Secretary-General of the Organisation for Economic Co-operation and Development
- In office October 1984 – September 1994
- Preceded by: Emiel van Lennep
- Succeeded by: Staffan Sohlman (acting)
- In office November 1994 – May 1996
- Preceded by: Staffan Sohlman (acting)
- Succeeded by: Don Johnston

Personal details
- Born: 26 August 1934 (age 91)
- Alma mater: National School of Administration

= Jean-Claude Paye (civil servant) =

French diplomat and jurist

Jean-Claude Paye (born 26 August 1934) is a former French diplomat and civil servant who served as the Secretary-General of the Organisation for Economic Co-operation and Development (OECD) from 1984 to 1996, excluding a brief gap in 1994.
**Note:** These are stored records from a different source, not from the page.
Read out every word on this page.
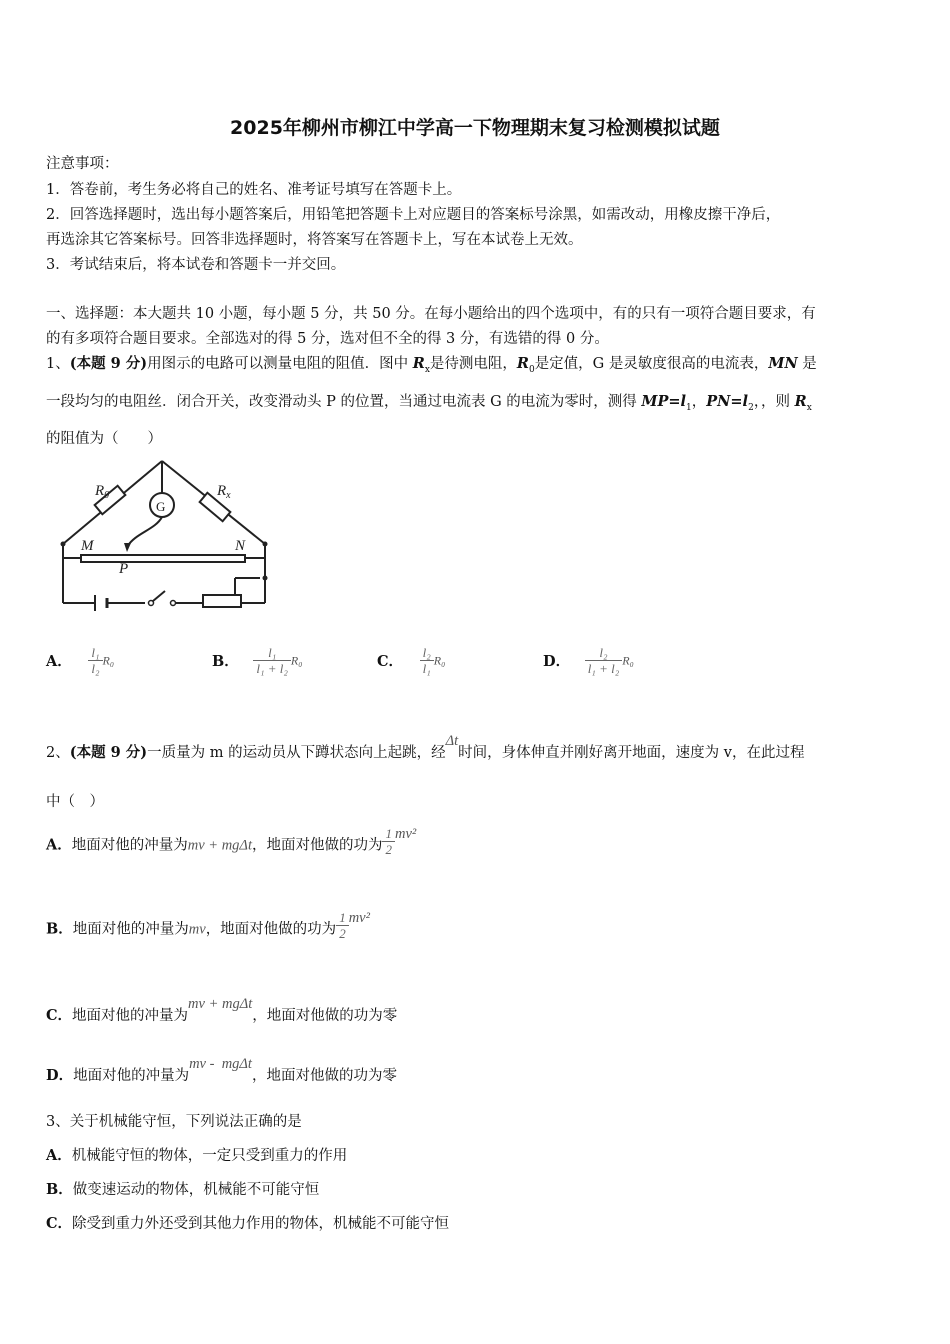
2025年柳州市柳江中学高一下物理期末复习检测模拟试题
注意事项：
1．答卷前，考生务必将自己的姓名、准考证号填写在答题卡上。
2．回答选择题时，选出每小题答案后，用铅笔把答题卡上对应题目的答案标号涂黑，如需改动，用橡皮擦干净后，
再选涂其它答案标号。回答非选择题时，将答案写在答题卡上，写在本试卷上无效。
3．考试结束后，将本试卷和答题卡一并交回。
一、选择题：本大题共 10 小题，每小题 5 分，共 50 分。在每小题给出的四个选项中，有的只有一项符合题目要求，有
的有多项符合题目要求。全部选对的得 5 分，选对但不全的得 3 分，有选错的得 0 分。
1、(本题 9 分)用图示的电路可以测量电阻的阻值．图中 $R_x$是待测电阻，$R_0$是定值，G 是灵敏度很高的电流表，MN 是
一段均匀的电阻丝．闭合开关，改变滑动头 P 的位置，当通过电流表 G 的电流为零时，测得 $MP=l_1$，$PN=l_2$，，则 $R_x$
的阻值为（　　）
$R_0$	$R_x$
G
M	N
P
A． $\frac{\text{l₁}}{\text{l₂}} R_0$	B． $\frac{\text{l₁}}{\text{l₁ + l₂}} R_0$	C． $\frac{\text{l₂}}{\text{l₁}} R_0$	D． $\frac{\text{l₂}}{\text{l₁ + l₂}} R_0$
2、(本题 9 分)一质量为 m 的运动员从下蹲状态向上起跳，经Δt时间，身体伸直并刚好离开地面，速度为 v，在此过程
中（　）
A．地面对他的冲量为mv + mgΔt，地面对他做的功为 $\frac{1}{2} mv^2$
B．地面对他的冲量为mv，地面对他做的功为 $\frac{1}{2} mv^2$
C．地面对他的冲量为mv + mgΔt，地面对他做的功为零
D．地面对他的冲量为mv -  mgΔt，地面对他做的功为零
3、关于机械能守恒，下列说法正确的是
A．机械能守恒的物体，一定只受到重力的作用
B．做变速运动的物体，机械能不可能守恒
C．除受到重力外还受到其他力作用的物体，机械能不可能守恒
Paye is the son of Lucien Paye, who was Minister of National Education in the 1960s. He attended the National School of Administration. Paye was a highranking official at the Ministry of Foreign Affairs before becoming Secretary-General of the OECD in 1984, in place of Emiel van Lennep of the Netherlands. His ten-year term ended in September 1994 after the United States blocked an extension of his term. However, after further negotiations it was agreed that Paye would stay on for an additional two years before being succeeded by Canada's Don Johnston.